When you ask, players always tell you they love the fans but they never notice them or feel them during a game. I never believe them.

“It’s definitely different maybe on play one. Then you get so locked into the game that it really kind of doesn’t have an impact,” Saquon Barkley said post-game. “On Slay’s score, that big touchdown for us, it felt just like a normal game. Obviously, we would love to have the fans there, we have amazing fans. We know they are cheering from home. We know what’s going on in the world and unfortunately that’s the case. We have to continue to go out there and play the sport that we love. You have to look at it as a blessing in disguise.
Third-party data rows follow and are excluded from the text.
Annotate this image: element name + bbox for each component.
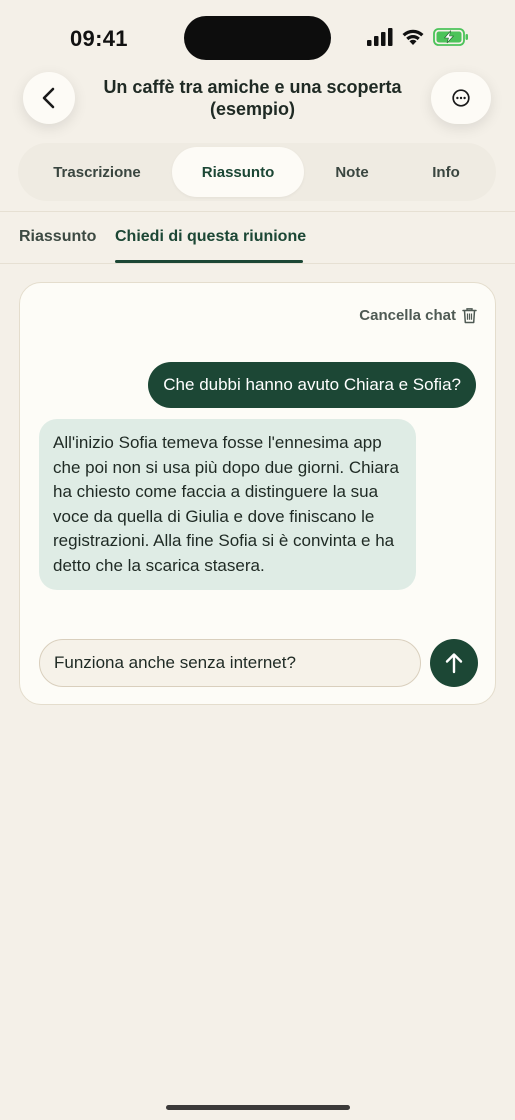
screen: 09:41 Un caffè tra amiche e una scoperta…: [0, 0, 515, 1120]
home-indicator: [166, 1105, 350, 1110]
arrow-up-icon: [445, 653, 463, 674]
dynamic-island: [184, 16, 331, 60]
clear-chat-label: Cancella chat: [359, 307, 456, 324]
user-message: Che dubbi hanno avuto Chiara e Sofia?: [148, 362, 476, 408]
chat-input[interactable]: [39, 639, 421, 687]
divider: [0, 263, 515, 264]
cellular-signal-icon: [367, 28, 393, 46]
subtab-chiedi[interactable]: Chiedi di questa riunione: [115, 228, 306, 246]
tab-info[interactable]: Info: [400, 147, 492, 197]
battery-charging-icon: [433, 28, 468, 46]
subtab-riassunto[interactable]: Riassunto: [19, 228, 96, 246]
segmented-tabs: Trascrizione Riassunto Note Info: [18, 143, 496, 201]
chevron-left-icon: [42, 87, 55, 109]
header: Un caffè tra amiche e una scoperta (esem…: [0, 72, 515, 128]
assistant-message: All'inizio Sofia temeva fosse l'ennesima…: [39, 419, 416, 590]
tab-note[interactable]: Note: [304, 147, 400, 197]
chat-input-field[interactable]: [54, 653, 406, 673]
tab-trascrizione[interactable]: Trascrizione: [22, 147, 172, 197]
sub-tabs: Riassunto Chiedi di questa riunione: [0, 212, 515, 264]
status-icons: [367, 28, 469, 46]
more-options-button[interactable]: [431, 72, 491, 124]
chat-card: Cancella chat Che dubbi hanno avuto Chia…: [19, 282, 496, 705]
ellipsis-circle-icon: [452, 89, 470, 107]
page-title: Un caffè tra amiche e una scoperta (esem…: [103, 77, 402, 119]
status-time: 09:41: [70, 26, 128, 51]
back-button[interactable]: [23, 72, 75, 124]
tab-riassunto[interactable]: Riassunto: [172, 147, 304, 197]
trash-icon: [462, 308, 477, 324]
wifi-icon: [402, 29, 424, 45]
clear-chat-button[interactable]: Cancella chat: [359, 307, 477, 324]
send-button[interactable]: [430, 639, 478, 687]
status-bar: 09:41: [0, 0, 515, 70]
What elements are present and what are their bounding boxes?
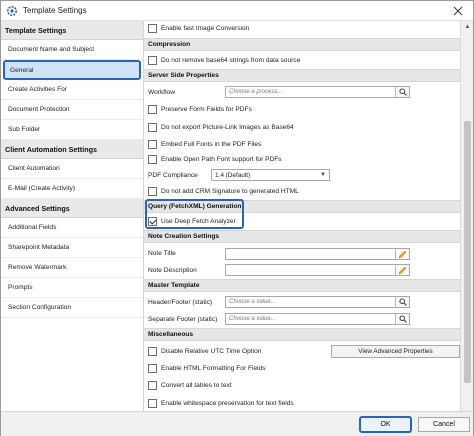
sidebar-section-client-automation: Client Automation Settings bbox=[1, 140, 143, 159]
workflow-placeholder: Choose a process... bbox=[229, 89, 283, 95]
note-description-label: Note Description bbox=[148, 266, 197, 274]
convert-tables-label: Convert all tables to text bbox=[161, 381, 232, 389]
header-footer-placeholder: Choose a value... bbox=[229, 299, 276, 305]
embed-fonts-option[interactable]: Embed Full Fonts in the PDF Files bbox=[148, 138, 261, 150]
settings-sidebar: Template Settings Document Name and Subj… bbox=[1, 21, 144, 411]
disable-utc-option[interactable]: Disable Relative UTC Time Option bbox=[148, 345, 261, 357]
convert-tables-option[interactable]: Convert all tables to text bbox=[148, 379, 232, 391]
whitespace-option[interactable]: Enable whitespace preservation for text … bbox=[148, 397, 294, 409]
header-footer-label: Header/Footer (static) bbox=[148, 298, 213, 306]
whitespace-checkbox[interactable] bbox=[148, 398, 157, 408]
section-compression: Compression bbox=[144, 38, 460, 51]
workflow-field[interactable]: Choose a process... bbox=[225, 86, 410, 98]
note-description-field[interactable] bbox=[225, 264, 410, 276]
pdf-compliance-value: 1.4 (Default) bbox=[215, 171, 251, 179]
app-gear-icon bbox=[6, 5, 18, 17]
separate-footer-field[interactable]: Choose a value... bbox=[225, 313, 410, 325]
open-path-font-option[interactable]: Enable Open Path Font support for PDFs bbox=[148, 153, 282, 165]
whitespace-label: Enable whitespace preservation for text … bbox=[161, 399, 294, 407]
note-title-field[interactable] bbox=[225, 248, 410, 260]
ok-button[interactable]: OK bbox=[359, 416, 412, 433]
title-bar: Template Settings bbox=[1, 1, 473, 21]
sidebar-section-template-settings: Template Settings bbox=[1, 21, 143, 40]
scroll-up-icon[interactable]: ▲ bbox=[461, 21, 474, 32]
query-highlight-box bbox=[145, 199, 244, 229]
separate-footer-label: Separate Footer (static) bbox=[148, 315, 218, 323]
no-crm-signature-option[interactable]: Do not add CRM Signature to generated HT… bbox=[148, 185, 299, 197]
preserve-form-fields-label: Preserve Form Fields for PDFs bbox=[161, 105, 252, 113]
fast-image-conversion-checkbox[interactable] bbox=[148, 23, 157, 33]
fast-image-conversion-option[interactable]: Enable fast Image Conversion bbox=[148, 22, 249, 34]
scrollbar-thumb[interactable] bbox=[464, 121, 471, 383]
no-remove-base64-checkbox[interactable] bbox=[148, 55, 157, 65]
section-server-side-properties: Server Side Properties bbox=[144, 69, 460, 82]
no-export-picture-link-label: Do not export Picture-Link Images as Bas… bbox=[161, 123, 294, 131]
search-icon[interactable] bbox=[395, 314, 409, 324]
convert-tables-checkbox[interactable] bbox=[148, 380, 157, 390]
section-miscellaneous: Miscellaneous bbox=[144, 328, 460, 341]
note-title-label: Note Title bbox=[148, 249, 176, 257]
separate-footer-placeholder: Choose a value... bbox=[229, 316, 276, 322]
vertical-scrollbar[interactable]: ▲ bbox=[460, 21, 473, 411]
sidebar-item-section-configuration[interactable]: Section Configuration bbox=[1, 298, 143, 318]
disable-utc-label: Disable Relative UTC Time Option bbox=[161, 347, 262, 355]
no-remove-base64-label: Do not remove base64 strings from data s… bbox=[161, 56, 301, 64]
preserve-form-fields-option[interactable]: Preserve Form Fields for PDFs bbox=[148, 103, 252, 115]
sidebar-item-document-name-subject[interactable]: Document Name and Subject bbox=[1, 40, 143, 60]
html-formatting-checkbox[interactable] bbox=[148, 363, 157, 373]
no-remove-base64-option[interactable]: Do not remove base64 strings from data s… bbox=[148, 54, 300, 66]
section-note-creation: Note Creation Settings bbox=[144, 230, 460, 243]
embed-fonts-checkbox[interactable] bbox=[148, 139, 157, 149]
pencil-icon[interactable] bbox=[395, 249, 409, 259]
sidebar-item-general[interactable]: General bbox=[3, 60, 141, 80]
sidebar-item-email-create-activity[interactable]: E-Mail (Create Activity) bbox=[1, 179, 143, 199]
view-advanced-properties-button[interactable]: View Advanced Properties bbox=[331, 345, 460, 358]
preserve-form-fields-checkbox[interactable] bbox=[148, 104, 157, 114]
workflow-label: Workflow bbox=[148, 88, 175, 96]
template-settings-window: Template Settings Template Settings Docu… bbox=[0, 0, 474, 436]
pdf-compliance-select[interactable]: 1.4 (Default) ▼ bbox=[211, 169, 330, 181]
cancel-button[interactable]: Cancel bbox=[418, 417, 470, 432]
fast-image-conversion-label: Enable fast Image Conversion bbox=[161, 24, 250, 32]
no-export-picture-link-checkbox[interactable] bbox=[148, 122, 157, 132]
html-formatting-label: Enable HTML Formatting For Fields bbox=[161, 364, 266, 372]
embed-fonts-label: Embed Full Fonts in the PDF Files bbox=[161, 140, 262, 148]
dialog-footer: OK Cancel bbox=[1, 411, 473, 436]
sidebar-item-prompts[interactable]: Prompts bbox=[1, 278, 143, 298]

We’re still able to go out there and be able to play the sport that we love.”

A little bit of piped in crowd noise as background notwithstanding, it was weird not to feel any energy or excitement, or hear a roar when the game began.

No roar when Devante Downs recovered a muffed punt at the Pittsburgh 3-yard line. Nothing when Daniel Jones hit Darius Slayton on a brilliant 41-yard touchdown pass. No craziness in the stands when Barkley leaped over a Pittsburgh defender while going 38 yards on a screen pass. The strangeness of hearing “thiiiiiirrd down” over the PA system to an empty stadium.

Of course, by the end of the game no fans might have been a good thing for the Giants. The stadium probably would have turned ugly when Daniel Jones threw that crushing third-quarter goal line interception.

It probably would have emptied — at least of Giants fans — when Pittsburgh stretched its lead to 26-10 with 5:23 to play. So, it would have looked pretty much the way it did when Jones hit Slayton for a garbage-time touchdown with 1:52 to play.

Except that is, for the tons of garbage that would have been in the parking lot for the seagulls by the game’s end.


All in all, the weirdest football game experience I have ever had. All that’s left as I wrap this up is to pack up, get out of this hotel and head home. Of course, staying in a hotel during a pandemic is a story of its own. That, though, is for another time.